Ha fatto parte di commissioni giudicatrici in vari concorsi musicali, nazionali e internazionali. Vincitore di vari Concorsi Ministeriali (Cattedra di Pianoforte principale, Cattedra di Musica da Camera, Pianista per l'Accademia Nazionale di Danza di Roma, Pianista per le Classi di Canto di Conservatori di Musica), è ora titolare della Cattedra di Musica da Camera presso il Conservatorio "Tito Schipa" di Lecce.

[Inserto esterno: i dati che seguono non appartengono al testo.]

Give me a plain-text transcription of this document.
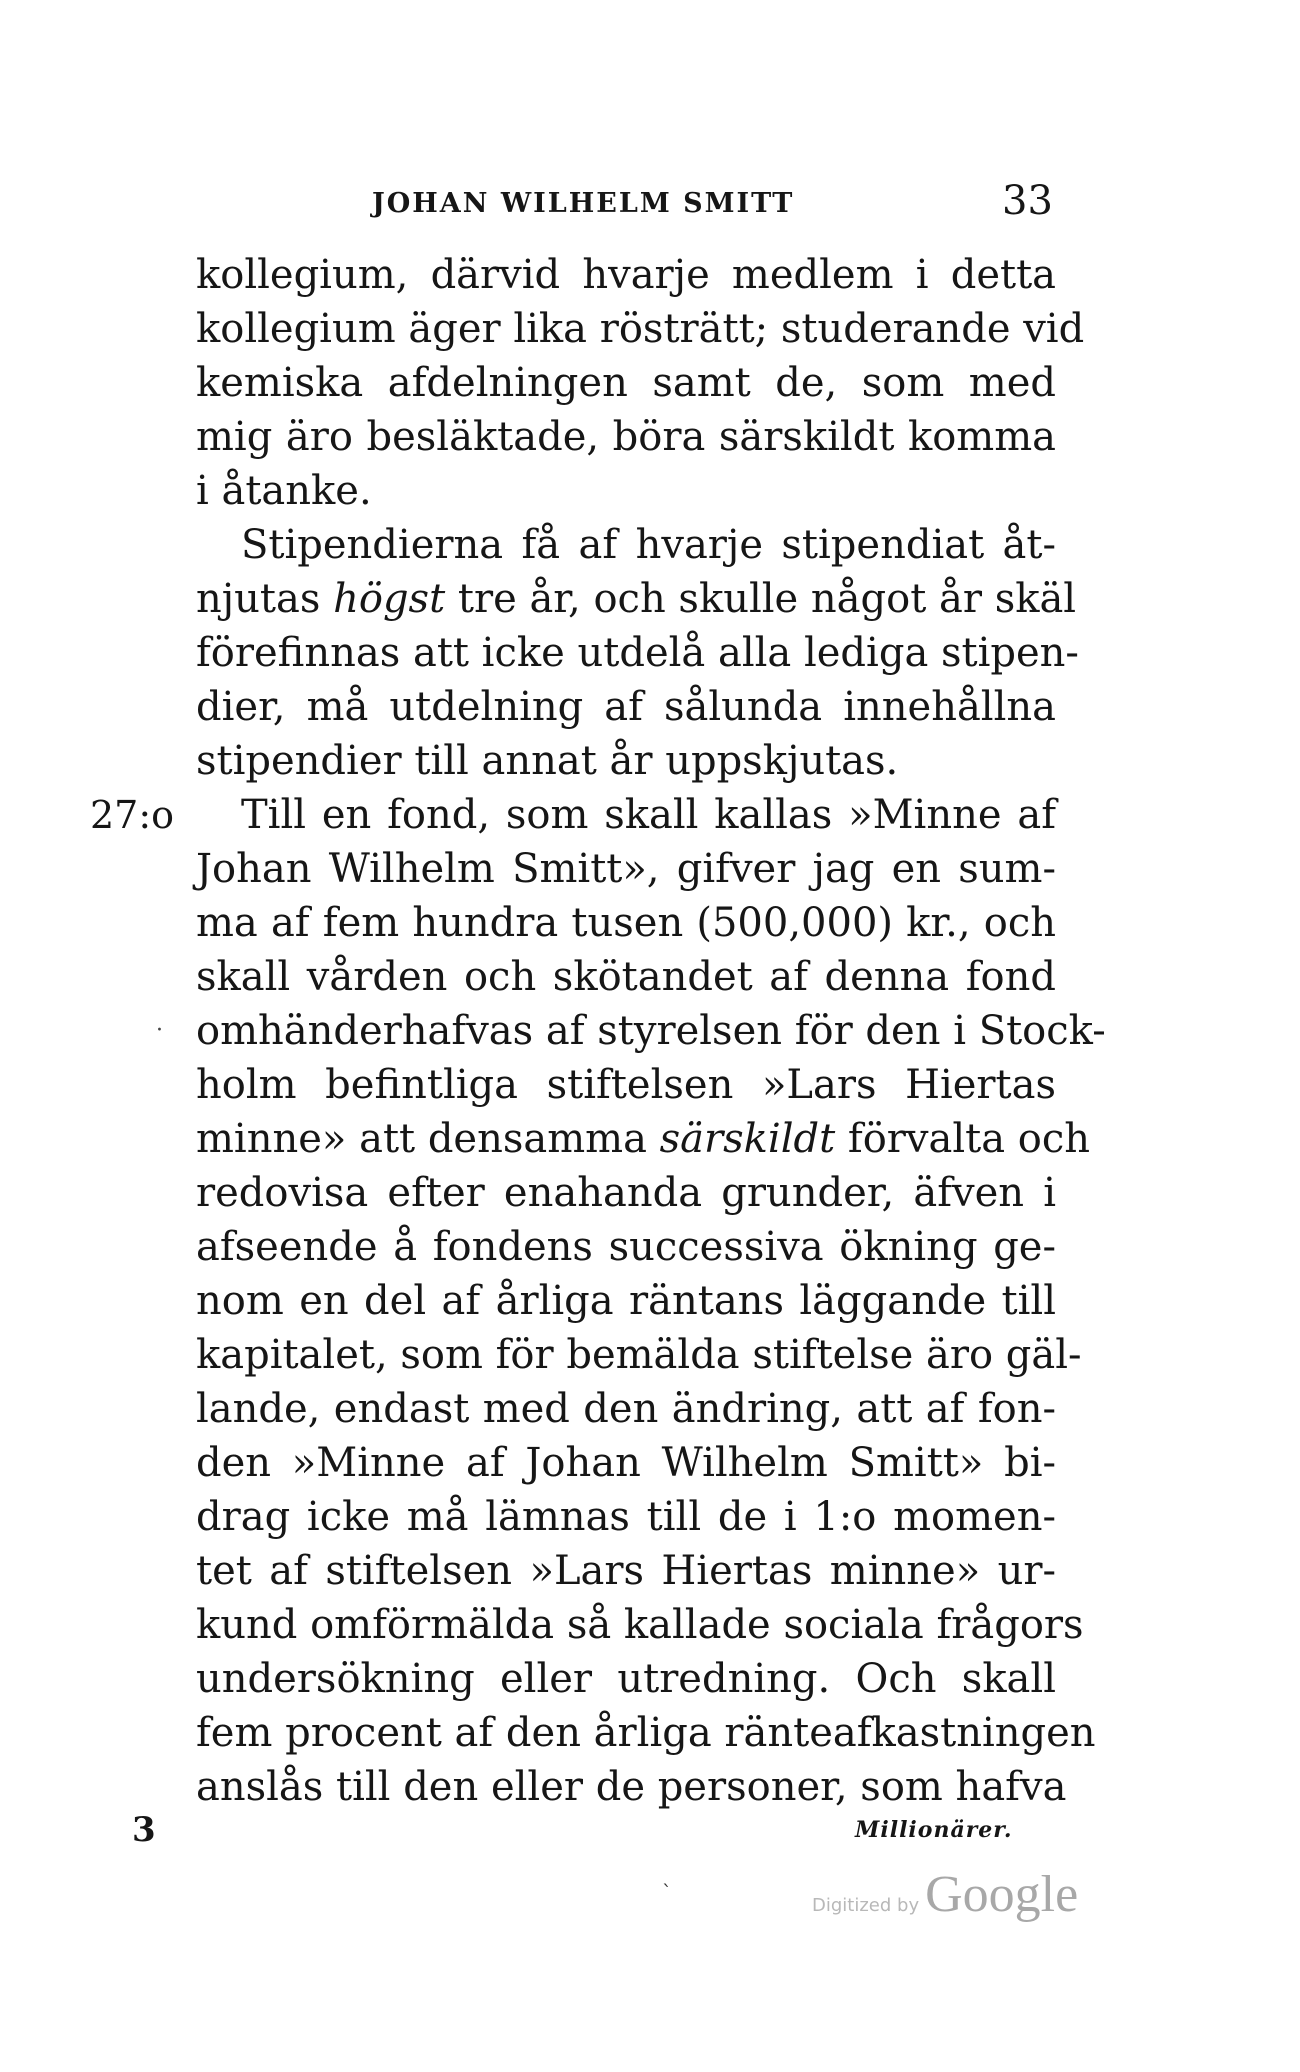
JOHAN WILHELM SMITT	33
kollegium, därvid hvarje medlem i detta
kollegium äger lika rösträtt; studerande vid
kemiska afdelningen samt de, som med
mig äro besläktade, böra särskildt komma
i åtanke.
Stipendierna få af hvarje stipendiat åt-
njutas högst tre år, och skulle något år skäl
förefinnas att icke utdelå alla lediga stipen-
dier, må utdelning af sålunda innehållna
stipendier till annat år uppskjutas.
27:o Till en fond, som skall kallas »Minne af
Johan Wilhelm Smitt», gifver jag en sum-
ma af fem hundra tusen (500,000) kr., och
skall vården och skötandet af denna fond
omhänderhafvas af styrelsen för den i Stock-
holm befintliga stiftelsen »Lars Hiertas
minne» att densamma särskildt förvalta och
redovisa efter enahanda grunder, äfven i
afseende å fondens successiva ökning ge-
nom en del af årliga räntans läggande till
kapitalet, som för bemälda stiftelse äro gäl-
lande, endast med den ändring, att af fon-
den »Minne af Johan Wilhelm Smitt» bi-
drag icke må lämnas till de i 1:o momen-
tet af stiftelsen »Lars Hiertas minne» ur-
kund omförmälda så kallade sociala frågors
undersökning eller utredning. Och skall
fem procent af den årliga ränteafkastningen
anslås till den eller de personer, som hafva
·
3	Millionärer.
ˋ
Digitized by Google
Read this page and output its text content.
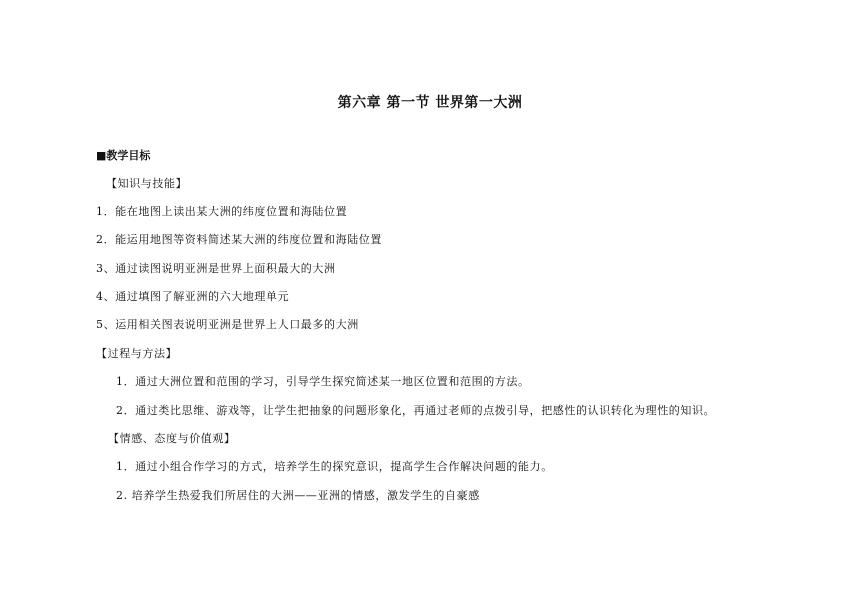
第六章 第一节 世界第一大洲
■教学目标
【知识与技能】
1．能在地图上读出某大洲的纬度位置和海陆位置
2．能运用地图等资料简述某大洲的纬度位置和海陆位置
3、通过读图说明亚洲是世界上面积最大的大洲
4、通过填图了解亚洲的六大地理单元
5、运用相关图表说明亚洲是世界上人口最多的大洲
【过程与方法】
1．通过大洲位置和范围的学习，引导学生探究简述某一地区位置和范围的方法。
2．通过类比思维、游戏等，让学生把抽象的问题形象化，再通过老师的点拨引导，把感性的认识转化为理性的知识。
【情感、态度与价值观】
1．通过小组合作学习的方式，培养学生的探究意识，提高学生合作解决问题的能力。
2. 培养学生热爱我们所居住的大洲——亚洲的情感，激发学生的自豪感
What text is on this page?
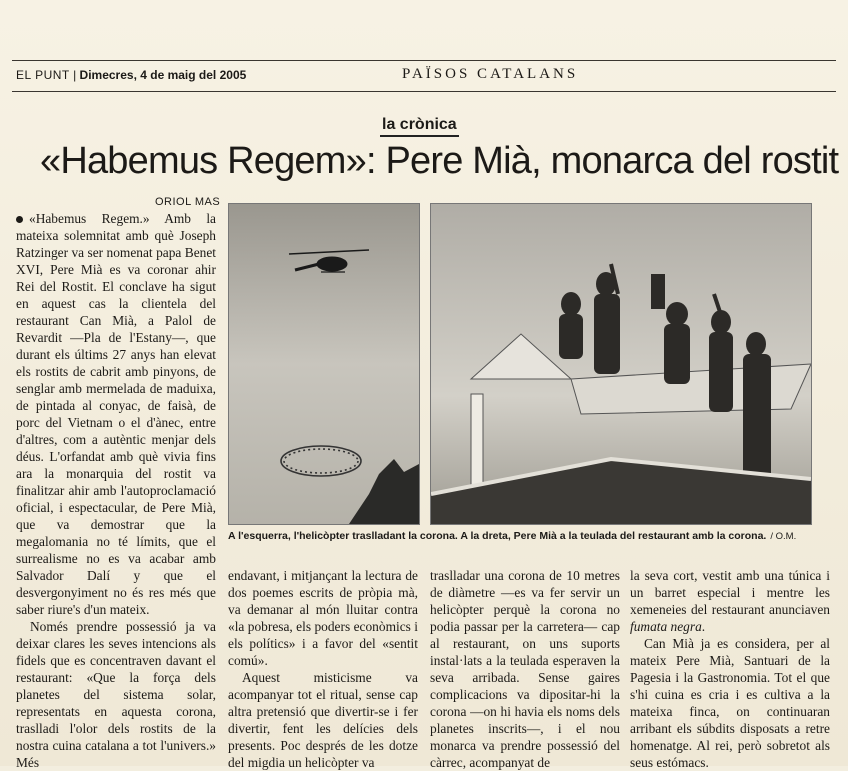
EL PUNT | Dimecres, 4 de maig del 2005	PAÏSOS CATALANS
la crònica
«Habemus Regem»: Pere Mià, monarca del rostit
ORIOL MAS

«Habemus Regem.» Amb la mateixa solemnitat amb què Joseph Ratzinger va ser nomenat papa Benet XVI, Pere Mià es va coronar ahir Rei del Rostit. El conclave ha sigut en aquest cas la clientela del restaurant Can Mià, a Palol de Revardit —Pla de l'Estany—, que durant els últims 27 anys han elevat els rostits de cabrit amb pinyons, de senglar amb mermelada de maduixa, de pintada al conyac, de faisà, de porc del Vietnam o el d'ànec, entre d'altres, com a autèntic menjar dels déus. L'orfandat amb què vivia fins ara la monarquia del rostit va finalitzar ahir amb l'autoproclamació oficial, i espectacular, de Pere Mià, que va demostrar que la megalomania no té límits, que el surrealisme no es va acabar amb Salvador Dalí y que el desvergonyiment no és res més que saber riure's d'un mateix.

Només prendre possessió ja va deixar clares les seves intencions als fidels que es concentraven davant el restaurant: «Que la força dels planetes del sistema solar, representats en aquesta corona, traslladi l'olor dels rostits de la nostra cuina catalana a tot l'univers.» Més

A l'esquerra, l'helicòpter traslladant la corona. A la dreta, Pere Mià a la teulada del restaurant amb la corona. / O.M.

endavant, i mitjançant la lectura de dos poemes escrits de pròpia mà, va demanar al món lluitar contra «la pobresa, els poders econòmics i els polítics» i a favor del «sentit comú».

Aquest misticisme va acompanyar tot el ritual, sense cap altra pretensió que divertir-se i fer divertir, fent les delícies dels presents. Poc després de les dotze del migdia un helicòpter va

traslladar una corona de 10 metres de diàmetre —es va fer servir un helicòpter perquè la corona no podia passar per la carretera— cap al restaurant, on uns suports instal·lats a la teulada esperaven la seva arribada. Sense gaires complicacions va dipositar-hi la corona —on hi havia els noms dels planetes inscrits—, i el nou monarca va prendre possessió del càrrec, acompanyat de

la seva cort, vestit amb una túnica i un barret especial i mentre les xemeneies del restaurant anunciaven fumata negra.

Can Mià ja es considera, per al mateix Pere Mià, Santuari de la Pagesia i la Gastronomia. Tot el que s'hi cuina es cria i es cultiva a la mateixa finca, on continuaran arribant els súbdits disposats a retre homenatge. Al rei, però sobretot als seus estómacs.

In Ottobre la Galleria di Villa Borghese in Roma ha ospitato il primo concerto organizzato in tempi moderni in quelle sale: un recital di Francesco Libetta, presenti Susanna Agnelli, Cesare Romiti, Franco Tatò, l'Ambasciatore di Spagna, etc.
Egli ha dato la "prima" italiana (1993) dell'Etude XIII - L'Escalier du Diable del grande compositore ungherese Gyorgy Ligeti, il cui commento, all'ascolto di quella esecuzione, è stato: "It is absolutely gorgeous".
In occasione dei concerti con le Sonate di Ludwig van Beethoven tenuti da Maurizio Pollini presso il Teatro alla Scala di Milano, il programma di sala citava, in un saggio dedicato alla storia dell'interpretazione di dette Sonate, l'Integrale tenuta nel 1993/4 da Francesco Libetta, terzo italiano dopo Alfonso Rendano (1863-1931) e Dino Ciani (1941-1974) a concludere il ciclo. Nella Sala Verdi di Milano ha eseguito per la prima volta la raccolta completa dei cinquantatre Studi di Leopold Godowsky sugli Studi di Chopin; J. Nicholas, biografo di Godowsky, ha dichiarato: "... Sbalorditivo. Non pensavo avrei mai ascoltato esecuzioni talmente ipnotizzanti di questi pezzi in concerto..." (International Piano Quaterly, Primavera 1999).
Il regista Bruno Monsaingeon, noto per i suoi lavori su Sviatoslav Richter, Glenn Gould e Jehudi Menuhin, sta per realizzare un film dedicato alle interpretazioni di Francesco Libetta.
La critica ha unanimamente riconosciuto a Francesco Libetta rare qualità di "eleganza e di charme (...), uno smalto, uno spolvero di signorilità e di frivolezza, che credevamo perduto negli archivi dell'interpretazione" (F. M. Colombo sul "Corriere della Sera"), "aristocratica facilità" (P. Tarallo), "Talento veramente principesco" (A. Cantù), "bella cultura non solo musicale" (A. Mandelli), "un virtuosismo così miracoloso e un così delicato senso dell'eloquio melodico, da indurci alla domanda: quale altro artista della sua generazione, non solo in Italia, può essergli accostato?" (P. Isotta su "Corriere della Sera").